Quels conseils pour anticiper la hausse à venir du tarif de référence ?

Rappelons tout d’abord qu’il est très simple de changer de contrat et de fournisseur à tout moment sans frais ni pénalités. Ensuite, nous vous conseillons des souscrire rapidement une offre à tarif fixe. Consultez pour cela notre comparateur de prix ou celui du Médiateur de l’énergie. A ce jour (19 mars) l’offre à tarif fixe d’EDF pendant deux ans parait la plus intéressante.

Ensuite, comme pour le fioul, sortir de la dépendance au gaz est à envisager pour passer si cela est possible au tout électrique (plaques à induction pour la cuisson, pompe à chaleur air-air ou air-eau suivant le cas pour le chauffage). Là aussi (cf. fioul ci-dessus) des aides sont possibles.

A plus long terme, anticipez aussi une baisse du nombre d’abonnés au gaz et ses conséquences sur le prix du gaz. En 2025, le nombre d’abonnés est passé de 10.45 millions à 10.34 et cette baisse va se poursuivre. Conséquence : l’entretien des réseaux va reposer sur de moins en moins d’abonnés ce qui va contribuer à augmenter la part acheminement dans la facture de gaz.

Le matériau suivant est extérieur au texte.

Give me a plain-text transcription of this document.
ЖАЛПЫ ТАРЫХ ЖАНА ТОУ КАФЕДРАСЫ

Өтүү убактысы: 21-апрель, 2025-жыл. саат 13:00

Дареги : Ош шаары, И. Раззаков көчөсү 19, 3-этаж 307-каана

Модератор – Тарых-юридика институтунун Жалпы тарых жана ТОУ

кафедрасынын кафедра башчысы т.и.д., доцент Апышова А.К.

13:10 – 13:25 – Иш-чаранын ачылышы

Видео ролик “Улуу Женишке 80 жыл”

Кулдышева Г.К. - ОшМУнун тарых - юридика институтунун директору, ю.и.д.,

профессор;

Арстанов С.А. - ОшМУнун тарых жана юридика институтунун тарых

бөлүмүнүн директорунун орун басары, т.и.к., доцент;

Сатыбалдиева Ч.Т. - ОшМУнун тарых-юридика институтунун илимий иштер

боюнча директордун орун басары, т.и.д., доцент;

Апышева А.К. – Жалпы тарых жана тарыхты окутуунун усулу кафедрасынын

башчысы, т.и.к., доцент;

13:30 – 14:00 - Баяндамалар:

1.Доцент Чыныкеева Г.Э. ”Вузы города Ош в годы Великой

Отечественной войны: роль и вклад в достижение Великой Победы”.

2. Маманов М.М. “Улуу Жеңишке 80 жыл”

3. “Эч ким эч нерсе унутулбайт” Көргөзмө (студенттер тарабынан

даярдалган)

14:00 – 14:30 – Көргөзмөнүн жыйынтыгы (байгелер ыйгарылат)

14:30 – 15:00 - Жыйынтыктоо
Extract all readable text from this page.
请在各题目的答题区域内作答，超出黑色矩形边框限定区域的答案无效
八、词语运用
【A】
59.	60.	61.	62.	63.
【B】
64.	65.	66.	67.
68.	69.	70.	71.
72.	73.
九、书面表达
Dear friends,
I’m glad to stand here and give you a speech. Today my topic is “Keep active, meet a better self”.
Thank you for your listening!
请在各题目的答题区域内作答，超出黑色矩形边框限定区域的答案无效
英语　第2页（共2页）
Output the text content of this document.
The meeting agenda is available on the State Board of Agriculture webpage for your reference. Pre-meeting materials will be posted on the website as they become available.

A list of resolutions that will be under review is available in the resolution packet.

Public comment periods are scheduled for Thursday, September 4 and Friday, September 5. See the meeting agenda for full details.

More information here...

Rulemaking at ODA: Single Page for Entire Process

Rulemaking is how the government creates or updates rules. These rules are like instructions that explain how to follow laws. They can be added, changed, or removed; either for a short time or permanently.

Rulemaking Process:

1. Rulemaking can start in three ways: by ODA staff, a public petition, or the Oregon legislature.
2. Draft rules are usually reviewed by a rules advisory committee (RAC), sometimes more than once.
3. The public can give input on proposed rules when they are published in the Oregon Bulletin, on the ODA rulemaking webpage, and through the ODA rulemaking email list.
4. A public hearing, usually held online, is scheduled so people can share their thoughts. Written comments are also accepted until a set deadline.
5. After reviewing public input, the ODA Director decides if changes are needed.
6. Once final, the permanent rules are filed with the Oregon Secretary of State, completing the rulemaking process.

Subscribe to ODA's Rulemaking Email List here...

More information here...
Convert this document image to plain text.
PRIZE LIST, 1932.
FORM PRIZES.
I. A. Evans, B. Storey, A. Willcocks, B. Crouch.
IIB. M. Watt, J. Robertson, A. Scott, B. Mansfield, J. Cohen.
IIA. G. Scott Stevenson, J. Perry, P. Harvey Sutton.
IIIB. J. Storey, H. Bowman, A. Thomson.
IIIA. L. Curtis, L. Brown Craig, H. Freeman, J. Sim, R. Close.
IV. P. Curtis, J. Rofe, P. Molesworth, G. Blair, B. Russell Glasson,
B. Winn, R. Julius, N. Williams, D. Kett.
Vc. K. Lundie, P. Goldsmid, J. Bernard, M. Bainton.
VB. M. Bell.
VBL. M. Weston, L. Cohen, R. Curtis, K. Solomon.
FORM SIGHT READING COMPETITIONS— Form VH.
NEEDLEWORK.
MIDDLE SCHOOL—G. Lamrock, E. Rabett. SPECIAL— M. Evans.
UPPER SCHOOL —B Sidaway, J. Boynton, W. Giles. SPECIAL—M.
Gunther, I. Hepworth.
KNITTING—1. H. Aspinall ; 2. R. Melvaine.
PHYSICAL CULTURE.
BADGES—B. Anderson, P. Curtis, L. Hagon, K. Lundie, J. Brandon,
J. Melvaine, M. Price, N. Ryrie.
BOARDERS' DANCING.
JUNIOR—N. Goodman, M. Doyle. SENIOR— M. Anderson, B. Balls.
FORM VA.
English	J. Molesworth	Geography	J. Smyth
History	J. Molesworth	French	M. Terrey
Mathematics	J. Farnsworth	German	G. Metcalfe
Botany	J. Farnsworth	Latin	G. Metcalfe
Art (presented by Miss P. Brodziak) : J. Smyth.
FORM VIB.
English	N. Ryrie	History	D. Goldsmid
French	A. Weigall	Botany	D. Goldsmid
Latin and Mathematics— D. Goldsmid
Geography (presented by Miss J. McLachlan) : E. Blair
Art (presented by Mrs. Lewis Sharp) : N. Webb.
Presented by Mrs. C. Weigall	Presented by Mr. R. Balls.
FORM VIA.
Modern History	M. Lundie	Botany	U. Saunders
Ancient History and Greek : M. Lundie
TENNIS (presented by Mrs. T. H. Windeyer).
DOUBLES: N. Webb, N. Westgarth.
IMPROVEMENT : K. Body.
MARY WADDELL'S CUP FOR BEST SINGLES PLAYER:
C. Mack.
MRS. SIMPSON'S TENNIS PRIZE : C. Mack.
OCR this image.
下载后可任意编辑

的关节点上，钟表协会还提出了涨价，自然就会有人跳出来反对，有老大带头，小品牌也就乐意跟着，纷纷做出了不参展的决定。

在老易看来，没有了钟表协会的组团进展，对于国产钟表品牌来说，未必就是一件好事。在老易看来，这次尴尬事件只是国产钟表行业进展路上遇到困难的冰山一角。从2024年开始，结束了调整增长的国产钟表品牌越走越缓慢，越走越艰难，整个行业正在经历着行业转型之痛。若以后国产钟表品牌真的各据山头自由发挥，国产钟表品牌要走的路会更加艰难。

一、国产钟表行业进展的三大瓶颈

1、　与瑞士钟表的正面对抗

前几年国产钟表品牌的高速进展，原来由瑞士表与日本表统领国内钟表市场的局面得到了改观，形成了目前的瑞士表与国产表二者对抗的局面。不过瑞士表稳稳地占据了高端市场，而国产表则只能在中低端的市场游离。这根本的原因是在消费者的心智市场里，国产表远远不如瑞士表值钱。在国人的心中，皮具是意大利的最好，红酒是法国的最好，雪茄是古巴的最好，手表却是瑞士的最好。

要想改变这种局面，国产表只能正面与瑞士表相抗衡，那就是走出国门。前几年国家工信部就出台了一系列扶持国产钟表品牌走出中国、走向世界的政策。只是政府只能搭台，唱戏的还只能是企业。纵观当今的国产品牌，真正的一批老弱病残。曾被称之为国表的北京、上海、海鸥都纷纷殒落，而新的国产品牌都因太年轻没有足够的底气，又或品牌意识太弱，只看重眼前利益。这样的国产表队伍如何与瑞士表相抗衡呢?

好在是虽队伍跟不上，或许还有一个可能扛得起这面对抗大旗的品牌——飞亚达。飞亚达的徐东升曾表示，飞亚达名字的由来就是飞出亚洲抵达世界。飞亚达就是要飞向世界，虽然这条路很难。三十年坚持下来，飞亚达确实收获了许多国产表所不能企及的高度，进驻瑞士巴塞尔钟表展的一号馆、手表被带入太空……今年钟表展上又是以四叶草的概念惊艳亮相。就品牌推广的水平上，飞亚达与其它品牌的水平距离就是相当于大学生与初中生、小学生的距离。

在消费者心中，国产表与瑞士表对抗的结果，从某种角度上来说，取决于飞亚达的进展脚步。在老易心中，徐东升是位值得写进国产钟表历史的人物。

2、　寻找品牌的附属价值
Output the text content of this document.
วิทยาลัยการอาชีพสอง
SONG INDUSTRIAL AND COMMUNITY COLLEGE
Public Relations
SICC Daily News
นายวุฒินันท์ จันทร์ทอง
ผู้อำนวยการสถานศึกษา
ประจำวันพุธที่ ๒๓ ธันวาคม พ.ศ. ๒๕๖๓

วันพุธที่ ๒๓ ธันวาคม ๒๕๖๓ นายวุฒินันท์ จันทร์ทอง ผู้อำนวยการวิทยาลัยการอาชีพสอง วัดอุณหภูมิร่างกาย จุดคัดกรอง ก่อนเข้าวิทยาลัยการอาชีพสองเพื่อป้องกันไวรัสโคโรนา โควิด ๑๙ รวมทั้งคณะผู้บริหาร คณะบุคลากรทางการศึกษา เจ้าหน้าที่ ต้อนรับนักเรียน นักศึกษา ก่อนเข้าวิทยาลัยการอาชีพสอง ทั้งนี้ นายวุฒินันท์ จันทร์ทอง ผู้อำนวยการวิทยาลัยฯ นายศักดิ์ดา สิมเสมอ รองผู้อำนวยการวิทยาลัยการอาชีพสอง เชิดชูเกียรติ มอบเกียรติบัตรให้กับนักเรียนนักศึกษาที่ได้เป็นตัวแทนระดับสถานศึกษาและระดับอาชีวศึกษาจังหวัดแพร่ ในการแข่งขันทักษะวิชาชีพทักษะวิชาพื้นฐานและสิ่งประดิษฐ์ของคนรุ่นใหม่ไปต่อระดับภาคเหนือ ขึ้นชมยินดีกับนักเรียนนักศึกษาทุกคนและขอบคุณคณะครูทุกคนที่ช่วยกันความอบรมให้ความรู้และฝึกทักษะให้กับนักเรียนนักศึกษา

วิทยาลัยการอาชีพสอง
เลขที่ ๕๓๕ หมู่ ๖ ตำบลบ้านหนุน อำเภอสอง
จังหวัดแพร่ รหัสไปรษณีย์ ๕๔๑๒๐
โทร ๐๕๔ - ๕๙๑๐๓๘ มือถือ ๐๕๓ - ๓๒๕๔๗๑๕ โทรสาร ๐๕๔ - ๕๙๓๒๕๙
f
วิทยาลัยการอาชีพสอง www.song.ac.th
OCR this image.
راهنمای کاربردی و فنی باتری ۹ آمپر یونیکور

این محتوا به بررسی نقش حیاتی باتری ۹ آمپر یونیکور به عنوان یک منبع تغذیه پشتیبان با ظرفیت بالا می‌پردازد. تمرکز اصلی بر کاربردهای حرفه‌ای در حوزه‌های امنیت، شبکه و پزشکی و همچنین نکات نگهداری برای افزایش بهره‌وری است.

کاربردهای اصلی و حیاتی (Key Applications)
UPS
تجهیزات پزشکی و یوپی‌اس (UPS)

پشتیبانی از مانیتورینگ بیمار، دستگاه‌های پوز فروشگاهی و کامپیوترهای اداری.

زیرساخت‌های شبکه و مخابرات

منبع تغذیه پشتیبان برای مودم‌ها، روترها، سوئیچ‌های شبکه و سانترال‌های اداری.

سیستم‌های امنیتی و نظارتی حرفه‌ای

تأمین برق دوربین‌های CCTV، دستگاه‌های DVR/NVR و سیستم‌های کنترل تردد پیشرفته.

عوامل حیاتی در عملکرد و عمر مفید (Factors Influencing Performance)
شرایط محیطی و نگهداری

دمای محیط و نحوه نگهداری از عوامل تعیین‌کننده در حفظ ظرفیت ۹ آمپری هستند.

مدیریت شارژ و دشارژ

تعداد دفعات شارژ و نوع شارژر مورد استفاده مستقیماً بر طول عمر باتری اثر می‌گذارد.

Enfin dans un contexte national, où nous produisons plus d’électricité (en très grande partie décarbonée) que nous n’en consommons, et où nous devons importer des énergies fossiles, avec les risques géo-stratégiques qui vont avec, sans oublier leur impact sur le réchauffement climatique et l’environnement, il est fort probable que les pouvoirs publics favorisent le recours à l’électricité, ce qui pourrait passer par une hausse de la fiscalité sur le gaz. Depuis le 1er février 2026, l’accise sur l’électricité est de 30.85 €/MWh alors que celle sur le gaz n’est que de 16.39 €/MWh ce qui est surprenant !

4 – Et l’électricité ?

Comme il y a quatre ans avec la guerre en Ukraine, le conflit en cours risque d’impacter le prix de l’électricité.  Huit jours après le déclenchement du conflit, le prix moyen de l’électricité sur le marché de gros est passé d’environ 21 €/MWh à 72 €/MWh, soit plus du triple et cette hausse risque de se poursuivre. L’impact du prix du gaz sur celui de l’électricité peut paraitre anormal puisque, du moins en France, la part du gaz dans la production d’électricité est très faible, de l’ordre de 2%. Mais dans la logique du marché, le prix de l’électricité est fixé par celui de la dernière centrale appelée pour faire face à la demande lors des heures de pointe et il s’agit généralement de centrales au gaz facilement mobilisables.

Pour autant le prix du kWh de votre fournisseur va-t-il être impacté ? Il le sera moins vite que pour le gaz, les fournisseurs ayant généralement souscrits des contrats d’approvisionnement à moyen ou long terme mais l’impact se fera sentir au bout de quelques mois si le conflit perdure.

Donc que faire ? Nos conseils sont les mêmes que pour le gaz ci-dessus. Privilégiez des offres à tarif fixe que vous pourrez toujours résilier si elles devenaient moins intéressantes. Les 2548 héraultais qui ont souscrit à notre achat groupé fin 2025 sont à l’abri de toute hausse (hormis celles possibles de taxes) pour deux ans.